TORONTO (Reuters) - Early gains on the Toronto Stock Exchange fizzled out on Friday, leaving the composite index little changed at the end of the day as investors opted to lock in profits after a week of wild swings.
A retreat by banking shares helped offset advances in the materials sector and robust gains for Potash Corp of Saskatchewan.
Potash, the world's biggest fertilizer producer, climbed C$4.05, or 3.1 percent, to C$133.98 a day after it doubled its fourth-quarter profit and offered a positive forecast for the year. The materials sector, home to resource shares, rose 1.4 percent.
The financial sector, the largest on the index, was off 0.7 percent. Toronto-Dominion Bank fell C$1.02, or 1.5 percent, to C$66.28 after its U.S.-based takeover target, Commerce Bancorp Inc, said its fourth-quarter profit fell, while its credit losses quintupled. Commerce is being bought by TD for $8.5 billion in cash and stock.
Analysts said that, given the turbulence the market has seen, it wasn't surprising that investors were wary of making big bets at the end of the week.
"I think the essence here is that we seem to have found a little traction in the last couple days ... and hopefully we can build on that and find a way to work our way higher," said Rick Hutcheon, president and chief operating officer at RKH Investments.
"It shouldn't be much of a surprise to see the market take a step back after some of the gains we've (had this week)."
The S&P/TSX composite index closed down 12.44 points, or 0.1 percent, at 12,894.83 after racing up by more than 200 points in the morning.
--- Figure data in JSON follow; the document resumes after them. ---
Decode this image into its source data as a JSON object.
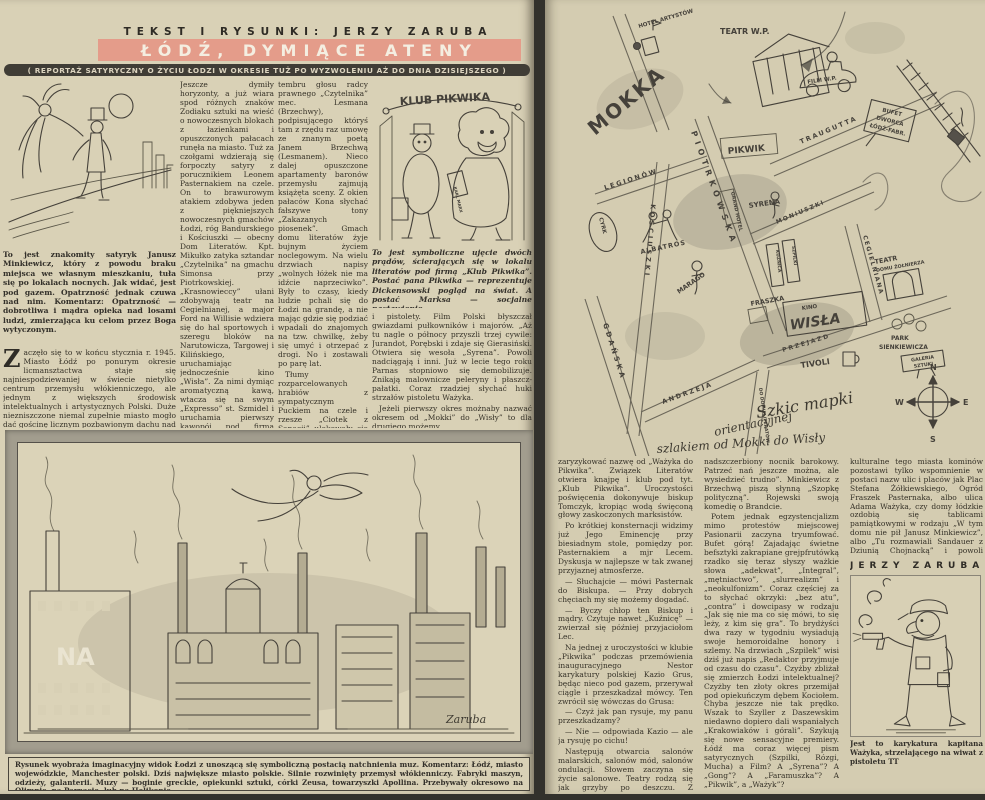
{
  "left_page": {
    "kicker": "TEKST I RYSUNKI: JERZY ZARUBA",
    "title": "ŁÓDŹ, DYMIĄCE ATENY",
    "subtitle": "( REPORTAŻ SATYRYCZNY O ŻYCIU ŁODZI W OKRESIE TUŻ PO WYZWOLENIU AŻ DO DNIA DZISIEJSZEGO )",
    "col1": {
      "caption": "To jest znakomity satyryk Janusz Minkiewicz, który z powodu braku miejsca we własnym mieszkaniu, tuła się po lokalach nocnych. Jak widać, jest pod gazem. Opatrzność jednak czuwa nad nim. Komentarz: Opatrzność — dobrotliwa i mądra opieka nad losami ludzi, zmierzająca ku celom przez Boga wytyczonym.",
      "dropcap": "Z",
      "body": "aczęło się to w końcu stycznia r. 1945. Miasto Łódź po ponurym okresie licmansztactwa staje się najniespodziewaniej w świecie nietylko centrum przemysłu włókienniczego, ale jednym z większych środowisk intelektualnych i artystycznych Polski. Duże niezniszczone niemal zupełnie miasto mogło dać gościnę licznym pozbawionym dachu nad głową muzom i ich adeptom. No i dało. Jeszcze huk armatni grał w uszach."
    },
    "col2": {
      "p1": "Jeszcze dymiły horyzonty, a już wiara spod różnych znaków Zodiaku sztuki na wieść o nowoczesnych blokach z łazienkami i opuszczonych pałacach runęła na miasto. Tuż za czołgami wdzierają się forpoczty satyry z porucznikiem Leonem Pasternakiem na czele. On to brawurowym atakiem zdobywa jeden z piękniejszych nowoczesnych gmachów Łodzi, róg Bandurskiego i Kościuszki — obecny Dom Literatów. Kpt. Mikułko zatyka sztandar „Czytelnika” na gmachu Simonsa przy Piotrkowskiej. „Krasnowieccy” ułani zdobywają teatr na Cegielnianej, a major Ford na Willisie wdziera się do hal sportowych i szeregu bloków na Narutowicza, Targowej i Kilińskiego, uruchamiając jednocześnie kino „Wisła”. Za nimi dymiąc aromatyczną kawą, wtacza się na swym „Expresso” st. Szmidel i uruchamia pierwszy kawopój pod firmą „Mokka”.",
      "p2": "Od tej chwili życie intelektualne Łodzi rozwijać się poczęło właśnie po linii od „Mokki” do „Wisły”. Gmach „Czytelnika” począł rozbrzmiewać charakterystycznym gwarem. Szum wodogrzmotów polskiego „Manchester Guardian” (Dziennik Łódzki) napróżno usiłuje zagłuszyć huki sierpów i młotów „Kuźnicy”. Trzecie piętro (prawa oficyna) zabezpieczywszy groźnymi napisami: „Nie wchodzić — miny” zajęły „Szpilki”. Zza tych to drzwi dochodzi wnikliwy i subtelny dźwięk piły satyrycznej zlekka posmarowanej wazeliną. Pierwsze piętro dygoce od tupania „Chłopów” ze „Wsi”, co nie przeszkadza jednak słyszeć uwodzicielskiego"
    },
    "col3": {
      "p1": "tembru głosu radcy prawnego „Czytelnika” mec. Lesmana (Brzechwy), podpisującego któryś tam z rzędu raz umowę ze znanym poetą Janem Brzechwą (Lesmanem). Nieco dalej opuszczone apartamenty baronów przemysłu zajmują książęta sceny. Z okien pałaców Kona słychać fałszywe tony „Zakazanych piosenek”. Gmach domu literatów żyje bujnym życiem noclegowym. Na wielu drzwiach napisy „wolnych łóżek nie ma idźcie naprzeciwko”. Były to czasy, kiedy ludzie pchali się do Łodzi na grandę, a nie mając gdzie się podziać wpadali do znajomych na tzw. chwilkę, żeby się umyć i otrzepać z drogi. No i zostawali po parę lat.",
      "p2": "Tłumy rozparcelowanych hrabiów z sympatycznym Puckiem na czele i rzesze „Ciotek z Sanacji” ulokowały się u Janusza Minkiewicza, który na skutek tego zmuszony był spędzać noce w specjalnie dla niego założonych lokalach nocnych „Ksantypa”, „Albatros”. No i w bufecie dworca Łódź-Fabryczna, uruchomionego w tym celu przez Ministerstwo Komunikacji. Tamto powstały jego słynne „Kazania i Skargi”. Któregoś dnia Minkiewicz był trzeźwy, ale we śnie. Co się stało, pytamy. Czuję się jak Gdynia — odpowiada. Co to znaczy? — Dwadzieścia kilometrów od Pucka.",
      "p3": "Okazało się, że hrabia Puck gdzieś wyjechał.",
      "p4": "W teatrze na Cegielnianej co wieczór odbywało się huczne „Wesele” Wyspiańskiego i „wszystkim się zdawało, że to gra ta muzyka i wojsko grało”. Łódź artystyczna nosiła jeszcze wtedy mundury"
    },
    "col4": {
      "p1": "i pistolety. Film Polski błyszczał gwiazdami pułkowników i majorów. „Aż tu nagle o północy przyszli trzej cywile: Jurandot, Porębski i zdaje się Gierasiński. Otwiera się wesoła „Syrena”. Powoli nadciągają i inni. Już w lecie tego roku Parnas stopniowo się demobilizuje. Znikają malownicze peleryny i płaszcz-pałatki. Coraz rzadziej słychać huki strzałów pistoletu Ważyka.",
      "p2": "Jeżeli pierwszy okres możnaby nazwać okresem od „Mokki” do „Wisły” to dla drugiego możemy"
    },
    "pikwik": {
      "sign": "KLUB PIKWIKA",
      "book": "KARL MARX",
      "caption": "To jest symboliczne ujęcie dwóch prądów, ścierających się w lokalu literatów pod firmą „Klub Pikwika”. Postać pana Pikwika — reprezentuje Dickensowski pogląd na świat. A postać Marksa — socjalne nastawienie."
    },
    "panorama": {
      "na": "NA",
      "signature": "Zaruba",
      "caption": "Rysunek wyobraża imaginacyjny widok Łodzi z unoszącą się symboliczną postacią natchnienia muz. Komentarz: Łódź, miasto wojewódzkie, Manchester polski. Dziś największe miasto polskie. Silnie rozwinięty przemysł włókienniczy. Fabryki maszyn, odzieży, galanterii. Muzy — boginie greckie, opiekunki sztuki, córki Zeusa, towarzyszki Apollina. Przebywały okresowo na Olimpie, na Parnasie, lub na Helikonie."
    }
  },
  "right_page": {
    "map": {
      "labels": {
        "mokka": "MOKKA",
        "hotel_artystow": "HOTEL ARTYSTÓW",
        "teatr_wp": "TEATR W.P.",
        "film_wp": "FILM W.P.",
        "bufet1": "BUFET",
        "bufet2": "DWORCA",
        "bufet3": "ŁÓDŹ-FABR.",
        "pikwik": "PIKWIK",
        "traugutta": "TRAUGUTTA",
        "moniuszki": "MONIUSZKI",
        "piotrkowska": "PIOTRKOWSKA",
        "cegielniana": "CEGIELNIANA",
        "przejazd": "PRZEJAZD",
        "legionow": "LEGIONÓW",
        "kosciuszki": "KOŚCIUSZKI",
        "gdanska": "GDAŃSKA",
        "andrzeja": "ANDRZEJA",
        "grand_hotel": "GRAND HOTEL",
        "syrena": "SYRENA",
        "albatros": "ALBATROS",
        "cyrk": "CYRK",
        "marago": "MARAGO",
        "kuznica": "KUŹNICA",
        "szpilki": "SZPILKI",
        "fraszka": "FRASZKA",
        "kino": "KINO",
        "wisla": "WISŁA",
        "tivoli": "TIVOLI",
        "teatr_dz1": "TEATR",
        "teatr_dz2": "DOMU ŻOŁNIERZA",
        "park1": "PARK",
        "park2": "SIENKIEWICZA",
        "galeria1": "GALERIA",
        "galeria2": "SZTUKI",
        "do_domu": "DO DOMU LITERATÓW"
      },
      "compass": {
        "n": "N",
        "e": "E",
        "s": "S",
        "w": "W"
      },
      "caption": {
        "l1": "Szkic mapki",
        "l2": "orientacyjnej",
        "l3": "szlakiem od Mokki do Wisły"
      }
    },
    "colA": {
      "p1": "zaryzykować nazwę od „Ważyka do Pikwika”. Związek Literatów otwiera knajpę i klub pod tyt. „Klub Pikwika”. Uroczystości poświęcenia dokonywuje biskup Tomczyk, kropiąc wodą święconą głowy zaskoczonych marksistów.",
      "p2": "Po krótkiej konsternacji widzimy już Jego Eminencję przy biesiadnym stole, pomiędzy por. Pasternakiem a mjr Lecem. Dyskusja w najlepsze w tak zwanej przyjaznej atmosferze.",
      "p3": "— Słuchajcie — mówi Pasternak do Biskupa. — Przy dobrych chęciach my się możemy dogadać.",
      "p4": "— Byczy chłop ten Biskup i mądry. Czytuje nawet „Kuźnicę” — zwierzał się później przyjaciołom Lec.",
      "p5": "Na jednej z uroczystości w klubie „Pikwika” podczas przemówienia inauguracyjnego Nestor karykatury polskiej Kazio Grus, będąc nieco pod gazem, przerywał ciągle i przeszkadzał mówcy. Ten zwrócił się wówczas do Grusa:",
      "p6": "— Czyż jak pan rysuje, my panu przeszkadzamy?",
      "p7": "— Nie — odpowiada Kazio — ale ja rysuję po cichu!",
      "p8": "Następują otwarcia salonów malarskich, salonów mód, salonów ondulacji. Słowem zaczyna się życie salonowe. Teatry rodzą się jak grzyby po deszczu. Z repertuarem jest nieco gorzej. Można byłoby do sztuk tych zastosować powiedzonko Słonimskiego, że „przypominają"
    },
    "colB": {
      "p1": "nadszczerbiony nocnik barokowy. Patrzeć nań jeszcze można, ale wysiedzieć trudno”. Minkiewicz z Brzechwą piszą słynną „Szopkę polityczną”. Rojewski swoją komedię o Brandcie.",
      "p2": "Potem jednak egzystencjalizm mimo protestów miejscowej Pasionarii zaczyna tryumfować. Bufet górą! Zajadając świetne befsztyki zakrapiane grejpfrutówką rzadko się teraz słyszy ważkie słowa „adekwat”, „Integral”, „mętniactwo”, „slurrealizm” i „neokulfonizm”. Coraz częściej za to słychać okrzyki: „bez atu”, „contra” i dowcipasy w rodzaju „Jak się nie ma co się mówi, to się leży, z kim się gra”. To brydżyści dwa razy w tygodniu wysiadują swoje hemoroidalne honory i szlemy. Na drzwiach „Szpilek” wisi dziś już napis „Redaktor przyjmuje od czasu do czasu”. Czyżby zbliżał się zmierzch Łodzi intelektualnej? Czyżby ten złoty okres przemijał pod opiekuńczym dębem Kociołem. Chyba jeszcze nie tak prędko. Wszak to Szyller z Daszewskim niedawno dopiero dali wspaniałych „Krakowiaków i górali”. Szykują się nowe sensacyjne premiery. Łódź ma coraz więcej pism satyrycznych (Szpilki, Rózgi, Mucha) a Film? A „Syrena”? A „Gong”? A „Faramuszka”? A „Pikwik”, a „Ważyk”?",
      "p3": "Czy bliskość odbudowującej się stolicy stanie się powodem, że Łódź utraci palmę „priorytety” bogate w latach 1945-1946 życie"
    },
    "colC": {
      "p1": "kulturalne tego miasta kominów pozostawi tylko wspomnienie w postaci nazw ulic i placów jak Plac Stefana Żółkiewskiego, Ogród Fraszek Pasternaka, albo ulica Adama Ważyka, czy domy łódzkie ozdobią się tablicami pamiątkowymi w rodzaju „W tym domu nie pił Janusz Minkiewicz”, albo „Tu rozmawiali Sandauer z Dziunią Chojnacką” i powoli anegdoty przejdą w legendę, a legendy w brechty. Kto wie?"
    },
    "signature": "JERZY ZARUBA",
    "cartoon_caption": "Jest to karykatura kapitana Ważyka, strzelającego na wiwat z pistoletu TT"
  }
}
Six of the TSX's 10 main groups were lower.
The tech sector gave up 1.6 percent, with BlackBerry maker Research In Motion down C$3.40, or 3.6 percent, at C$91.91. The consumer staples sector shed 0.8 percent, as cheese producer Saputo Inc fell C$1.20, or 4.3 percent, to C$46.31.
The index has traversed a range of about 1,200 points this week, amid continuing uncertainty over the health of the U.S. economy and the impact a slowdown south of the border could have on global growth.
"In that environment, with that much certainty, with that many variables, nobody is doing anything with a great deal of conviction," said Peter Chandler, senior vice-president at Canaccord Capital in Waterloo, Ontario..
"So, you're seeing a lot of short-term moves as people perceive on a short-term basis that something's become overbought (or) something's become oversold and they'll take advantage of those short-term swings to jump in - but just jump in and jump out."
Investors also remain uncertain as to how effective a U.S. economic stimulus package of $150 billion in tax rebates and corporate incentives will be at staving off a recession, said Chandler.
The TSX index surged 500 points on Tuesday, pulling out of a five-day nosedive that culminated in a 600-point freefall on Monday. The composite managed to end the week 1.2 percent higher, after closing up in three of five sessions.
Next week, all eyes will be on the U.S. Federal Reserve, amid expectations of a further interest rate cut. An emergency 75 basis point cut from the Fed, and a smaller 25 basis point cut from the Bank of Canada, helped the Toronto benchmark index push higher earlier in the week.
Market volume on Friday was 478 million shares worth C$8.4 billion. Advancers outpaced decliners 916 to 674. The blue chip S&P/TSX 60 index closed down 2.00 points, or 0.26 percent, at 755.64.
In New York, stocks ended a two-day rally, as economic uncertainty also took hold south of the border. The Dow Jones industrial average ended down 171.44 points, or 1.38 percent, at 12,207.17 and the Nasdaq composite index fell 34.72 points, or 1.47 percent, to 2,326.20.